An alternative for advocates of the technological complexity thesis is to abandon version (c), and focus instead on versions (a) (i.e., ‘Presence: human cultural evolution has resulted in complex technologies) and (b) (i.e., ‘Threshold’: human cultural evolution has resulted in technologies that are so complex that they cannot be the result of individual learning). As indicated above, at least one of these—version (b)—is still associated with the salient explananda regarding humaniqueness. Yet as we made clear in Sect. 2, endorsing version (b) does not reduce the need for evidential support. On the contrary, it requires a non-arbitrary specification of a threshold value—and version (a) requires clear application criteria for the labels ‘simple’ and ‘complex’. Moreover, as argued in the previous section, substantiating claims of humaniqueness would require an unbiased test of non-human cultural traits with regard to whichever application criteria or threshold value has been established. Both McShea’s hypotheses concerning the origins of the consensus view in biology and associations with the problematic distinction between ‘primitive’ and ‘advanced’ cultures give reasons for being cautious regarding version (a). Although—or perhaps precisely because—the ‘presence’ claim seems intuitively obvious, there is a real risk that the claim merely expresses perceptions of readily observable but superficial differences, or ignorance on the part of the person claiming complexity for her own cultural traits.

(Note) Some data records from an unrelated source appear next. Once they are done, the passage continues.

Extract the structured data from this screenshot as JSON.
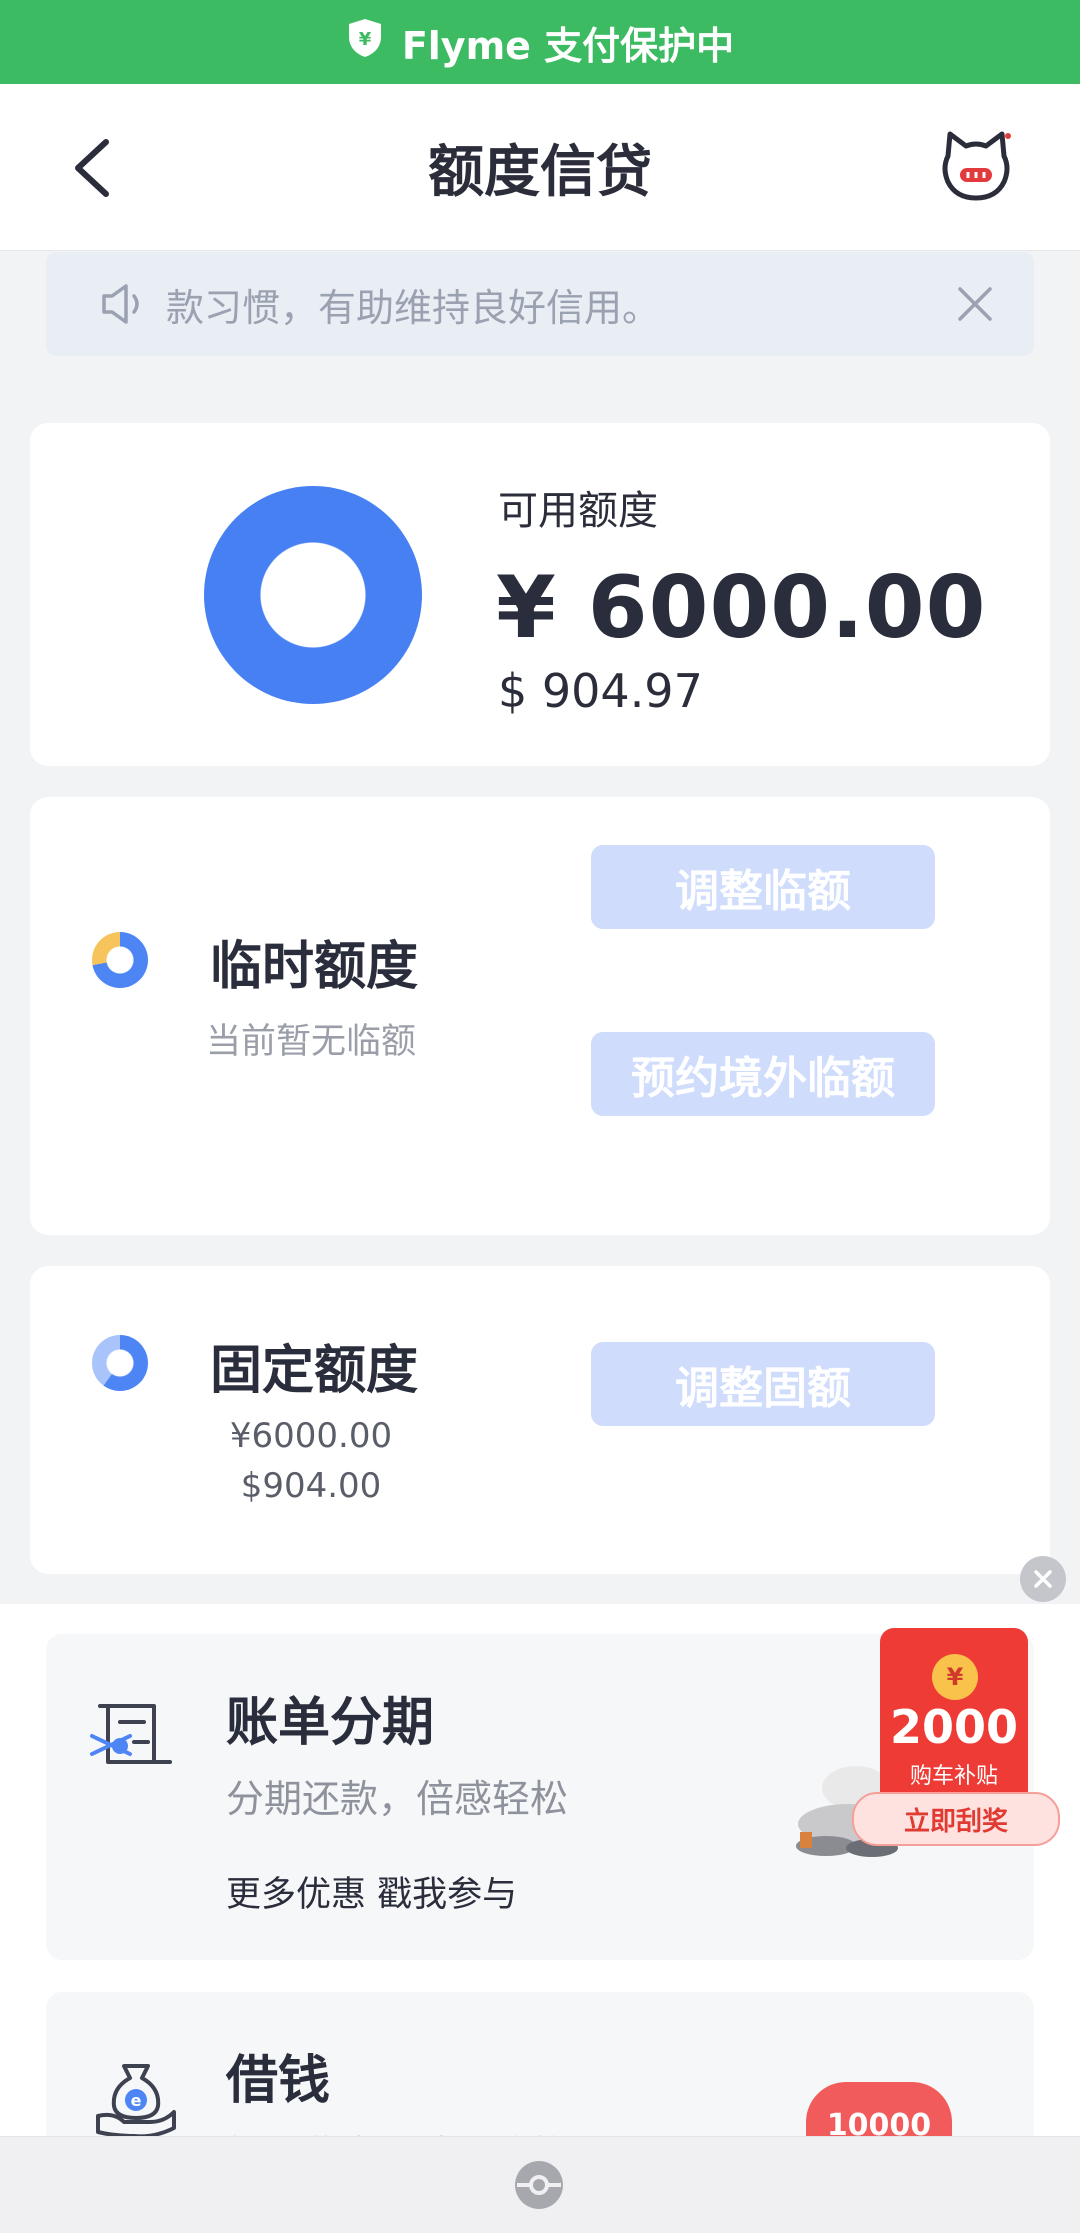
{
  "banner": {
    "text": "Flyme 支付保护中",
    "icon": "shield-yuan-icon"
  },
  "header": {
    "title": "额度信贷",
    "back_icon": "chevron-left-icon",
    "right_icon": "cat-mascot-icon"
  },
  "notice": {
    "text": "款习惯，有助维持良好信用。",
    "icon": "speaker-icon",
    "close_icon": "close-icon"
  },
  "available": {
    "label": "可用额度",
    "amount": "¥ 6000.00",
    "usd": "$ 904.97"
  },
  "temporary": {
    "title": "临时额度",
    "subtitle": "当前暂无临额",
    "adjust_button": "调整临额",
    "overseas_button": "预约境外临额"
  },
  "fixed": {
    "title": "固定额度",
    "cny": "¥6000.00",
    "usd": "$904.00",
    "adjust_button": "调整固额"
  },
  "services": {
    "bill": {
      "title": "账单分期",
      "subtitle": "分期还款，倍感轻松",
      "promo": "更多优惠 戳我参与"
    },
    "loan": {
      "title": "借钱",
      "subtitle": "极低费率，秒级放款",
      "badge": "10000"
    }
  },
  "promo_packet": {
    "coin": "¥",
    "amount": "2000",
    "label": "购车补贴",
    "button": "立即刮奖"
  },
  "colors": {
    "accent_green": "#3dbb63",
    "ring_blue": "#4680f3",
    "button_disabled": "#cfdcfb",
    "packet_red": "#ee3b36"
  }
}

In this regard, operationalizing version (a) through the ‘beyond-individual-invention-from-scratch’ version (b) may look like a promising way forward. For this version, however, our discussion of Dean et al. (2014)’s claims regarding humaniqueness points out some of the complications: as obvious as (b) might seem for Jumbo Jets or smartphones, comparison between human and non-human culture needs to be on an equal (i.e., artifact vs artifact or behavior vs behavior) footing. Moreover, and in closing, the evidential basis for (b) should not be overrated. For most technologies, re-invention from scratch is practically unnecessary, but perhaps not beyond individual capacity. Not coincidentally, cultural evolutionists typically provide indirect evidence, in the form of ‘lost European explorer’ narratives (e.g., Boyd et al. 2013): historical anecdotes of expeditions of well-trained, presumably intelligent people failing in environments where indigenous people manage to survive; here, a combination of motivation, available resources and cognitive capacities was presumably insufficient to re-invent local subsistence technologies from scratch. A more rigorous search for evidence would need to establish which technologies lie outside what has recently been called the ‘zone of latent solutions’ (Tennie et al. 2016): behavioral patterns that may be triggered in sufficiently motivated individuals by social and environmental cues. Scenarios can be imagined in which this may be tested for various technologies. One is the “Island Test” proposed by Tomasello (1999): a scenario in which someone is separated at birth and raised alone on an island, but provided with sufficient motivation and raw materials to trigger and facilitate re-invention of a technology in case it is in the ‘zone of latent solutions’. As the difficulties in realizing this scenario should make clear, currently even our knowledge regarding this form of technological complexity is easily overstated.